L’arrière-cuisine du resto, passée de « The Beef » (à ne pas confondre avec la série du même nom) à « The Bear », se métamorphose, non sans douleur, et représente toujours le chaos mental de chacun de ses personnages. Le parallèle est subtil, délicat et terriblement émouvant. Carmy, bloqué dans la chambre froide car la poignée n’a pas été réparée, souci passé toujours au 3e plan), lors d’un épisode synthétise à lui tout seul cet état de fait. Tina, Carmy (impressionnant Jeremy Allen White), Sydney, Ebra, Marcus, Richie… sont toujours en galère mais parviennent à trouver un peu de répit dans ce renouveau. Les épisodes 4 et 7 sont à cet égard de véritables moments de grâce. Marcus et Richie sont au coeur d’une révolution de leurs âmes et c’est fait avec intelligence et une émotion désarmantes qui touchent au sublime. « The Bear » prend le temps de cuisiner ses personnages, en cuisson lente, les laisse mariner pour en extraire la substantifique moelle.
« The Bear » : des guests à foison, du talent et un épisode 6 dingue
Cette saison 2 de « The Bear » aligne donc les superlatifs et il n’y aura jamais assez de mots pour décrire l’expérience que sont ces 10 épisodes. Christopher Storer et son équipe ne se refusent rien, se font plaisir et nous offrent aussi un casting de folie. L’équipe de chefs s’agrandit avec l’arrivée de Chef Luca et Chef Terry, respectivement joués par Will Poulter et Olivia Colman. Les deux personnages sont cruciaux et permettent à la cuisine de devenir une psychothérapie salvatrice. Le geste le plus simple, répété jusqu’à la perfection, comme éplucher un champignon, devient une activité nécessaire pour la paix intérieure. C’est beau. Cela donne clairement envie de passer son temps aux fourneaux face à soi-même.

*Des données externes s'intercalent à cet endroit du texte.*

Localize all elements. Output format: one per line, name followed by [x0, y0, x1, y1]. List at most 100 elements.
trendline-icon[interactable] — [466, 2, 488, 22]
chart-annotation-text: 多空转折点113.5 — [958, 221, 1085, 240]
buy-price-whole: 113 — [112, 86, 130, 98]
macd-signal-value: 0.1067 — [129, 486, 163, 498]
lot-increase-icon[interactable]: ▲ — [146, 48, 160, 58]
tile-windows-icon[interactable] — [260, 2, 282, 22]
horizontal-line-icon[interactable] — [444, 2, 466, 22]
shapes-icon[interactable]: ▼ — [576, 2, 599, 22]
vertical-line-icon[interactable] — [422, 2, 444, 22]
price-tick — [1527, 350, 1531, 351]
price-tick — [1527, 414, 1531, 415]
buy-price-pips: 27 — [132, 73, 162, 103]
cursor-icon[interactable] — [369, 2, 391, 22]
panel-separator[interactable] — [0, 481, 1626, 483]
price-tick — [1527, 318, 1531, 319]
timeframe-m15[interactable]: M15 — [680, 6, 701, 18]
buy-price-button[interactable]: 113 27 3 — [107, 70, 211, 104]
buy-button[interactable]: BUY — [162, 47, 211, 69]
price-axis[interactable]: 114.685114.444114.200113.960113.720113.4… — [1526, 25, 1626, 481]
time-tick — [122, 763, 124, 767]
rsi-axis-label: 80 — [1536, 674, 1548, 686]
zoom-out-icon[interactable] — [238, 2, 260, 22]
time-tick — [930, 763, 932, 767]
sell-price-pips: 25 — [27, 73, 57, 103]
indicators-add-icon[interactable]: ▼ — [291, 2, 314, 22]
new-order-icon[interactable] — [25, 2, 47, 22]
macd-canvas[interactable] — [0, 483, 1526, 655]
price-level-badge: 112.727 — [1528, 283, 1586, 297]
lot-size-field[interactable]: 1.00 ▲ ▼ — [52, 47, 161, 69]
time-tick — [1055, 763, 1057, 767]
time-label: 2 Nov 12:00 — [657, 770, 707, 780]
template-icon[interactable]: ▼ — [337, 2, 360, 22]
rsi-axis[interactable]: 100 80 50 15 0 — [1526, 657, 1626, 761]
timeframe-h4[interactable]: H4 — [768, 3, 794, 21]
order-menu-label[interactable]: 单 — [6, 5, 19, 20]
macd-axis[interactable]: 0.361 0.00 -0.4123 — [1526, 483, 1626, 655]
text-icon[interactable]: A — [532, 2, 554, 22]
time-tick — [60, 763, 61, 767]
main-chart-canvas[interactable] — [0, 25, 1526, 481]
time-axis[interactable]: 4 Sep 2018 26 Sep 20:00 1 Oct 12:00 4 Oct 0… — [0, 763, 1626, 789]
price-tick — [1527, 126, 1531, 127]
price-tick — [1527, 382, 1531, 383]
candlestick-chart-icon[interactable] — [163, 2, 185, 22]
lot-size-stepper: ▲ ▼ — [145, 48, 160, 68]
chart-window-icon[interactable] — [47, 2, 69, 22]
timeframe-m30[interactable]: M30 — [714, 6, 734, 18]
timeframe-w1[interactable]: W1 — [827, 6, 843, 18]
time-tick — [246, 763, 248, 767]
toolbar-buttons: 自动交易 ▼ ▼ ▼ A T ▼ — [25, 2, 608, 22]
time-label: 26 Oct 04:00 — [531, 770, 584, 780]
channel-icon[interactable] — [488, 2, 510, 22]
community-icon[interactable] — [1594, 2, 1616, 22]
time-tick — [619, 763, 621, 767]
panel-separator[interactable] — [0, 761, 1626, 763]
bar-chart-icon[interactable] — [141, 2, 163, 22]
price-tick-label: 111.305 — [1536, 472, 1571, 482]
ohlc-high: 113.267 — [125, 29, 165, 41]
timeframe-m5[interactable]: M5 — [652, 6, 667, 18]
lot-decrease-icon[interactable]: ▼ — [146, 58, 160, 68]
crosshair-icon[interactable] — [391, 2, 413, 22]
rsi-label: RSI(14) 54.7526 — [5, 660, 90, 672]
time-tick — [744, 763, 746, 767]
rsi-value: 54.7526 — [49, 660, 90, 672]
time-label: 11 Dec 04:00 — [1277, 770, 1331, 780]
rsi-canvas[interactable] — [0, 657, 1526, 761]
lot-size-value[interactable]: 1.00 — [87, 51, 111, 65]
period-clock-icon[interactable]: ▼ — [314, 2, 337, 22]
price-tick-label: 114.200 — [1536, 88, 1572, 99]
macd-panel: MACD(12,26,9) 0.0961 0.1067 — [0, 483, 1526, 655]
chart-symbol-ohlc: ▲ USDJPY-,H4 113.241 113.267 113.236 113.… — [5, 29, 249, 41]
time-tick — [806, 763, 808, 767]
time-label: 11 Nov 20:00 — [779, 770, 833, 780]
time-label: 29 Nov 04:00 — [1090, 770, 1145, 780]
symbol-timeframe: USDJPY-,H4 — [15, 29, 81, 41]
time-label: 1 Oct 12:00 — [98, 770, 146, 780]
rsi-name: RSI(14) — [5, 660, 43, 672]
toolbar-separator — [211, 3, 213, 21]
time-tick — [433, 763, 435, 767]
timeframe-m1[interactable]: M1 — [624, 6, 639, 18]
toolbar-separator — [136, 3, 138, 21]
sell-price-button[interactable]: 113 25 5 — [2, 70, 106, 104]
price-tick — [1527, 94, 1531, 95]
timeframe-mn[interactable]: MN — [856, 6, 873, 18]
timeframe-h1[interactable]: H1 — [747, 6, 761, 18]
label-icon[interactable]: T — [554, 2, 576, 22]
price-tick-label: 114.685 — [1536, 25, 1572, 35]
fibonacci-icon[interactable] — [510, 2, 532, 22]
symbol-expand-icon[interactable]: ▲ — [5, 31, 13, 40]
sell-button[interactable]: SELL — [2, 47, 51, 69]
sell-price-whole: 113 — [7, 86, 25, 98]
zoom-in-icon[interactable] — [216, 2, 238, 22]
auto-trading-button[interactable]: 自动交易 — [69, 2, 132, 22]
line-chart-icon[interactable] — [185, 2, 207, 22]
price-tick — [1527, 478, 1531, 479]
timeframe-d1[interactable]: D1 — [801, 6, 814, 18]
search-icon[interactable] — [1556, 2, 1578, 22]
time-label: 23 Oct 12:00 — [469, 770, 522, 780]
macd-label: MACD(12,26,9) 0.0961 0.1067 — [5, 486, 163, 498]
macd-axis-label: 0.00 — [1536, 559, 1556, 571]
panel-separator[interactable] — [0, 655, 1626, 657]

La série proposera lors de cette saison 2 un classique de la télévision américaine : un épisode sur un repas familial. C’est l’occasion d’exposer les sentiments, les rancoeurs, les douleurs. Et celui de l’épisode 6, « Fishes », qui nous plonge dans le chaos de la famille Berzatto, explicite enfin tous les traumas de la fratrie. On y rencontre (enfin) la mère Berzatto, les oncles (les vrais et ceux qui s’octroient le titre), les pièces rapportées, les cousins (les vrais et ceux qui s’octroient le titre), lors d’un dîner de Noël mémorable. Genre de celui qui laisse des séquelles. Cela jette un oeil neuf sur les actes de Carmy et de sa soeur, de Mickey et de Richie et Uncle Cicero. C’est du grand art. Y a tellement de talents à l’écran que cela donne le tournis (on ne vous dit rien sur ce casting pour vous laisser la surprise). Et c’est là dans la folie de cet épisode, noyau dur d’une grande saison, qu’on reconnaît que « The Bear » est clairement l’une des plus grandes séries de ces dernières années. Intransigeante, intelligente, belle, dure, intense, fracassante, émouvante, sublime, « The Bear » est tout ça et bien plus. On n’écrit pas sur « The Bear », il faut la vivre, savourer l’expérience télévisuelle que c’est. Donc jetez-vous dessus. Mais attention, faites le le ventre plein car elle donne faim.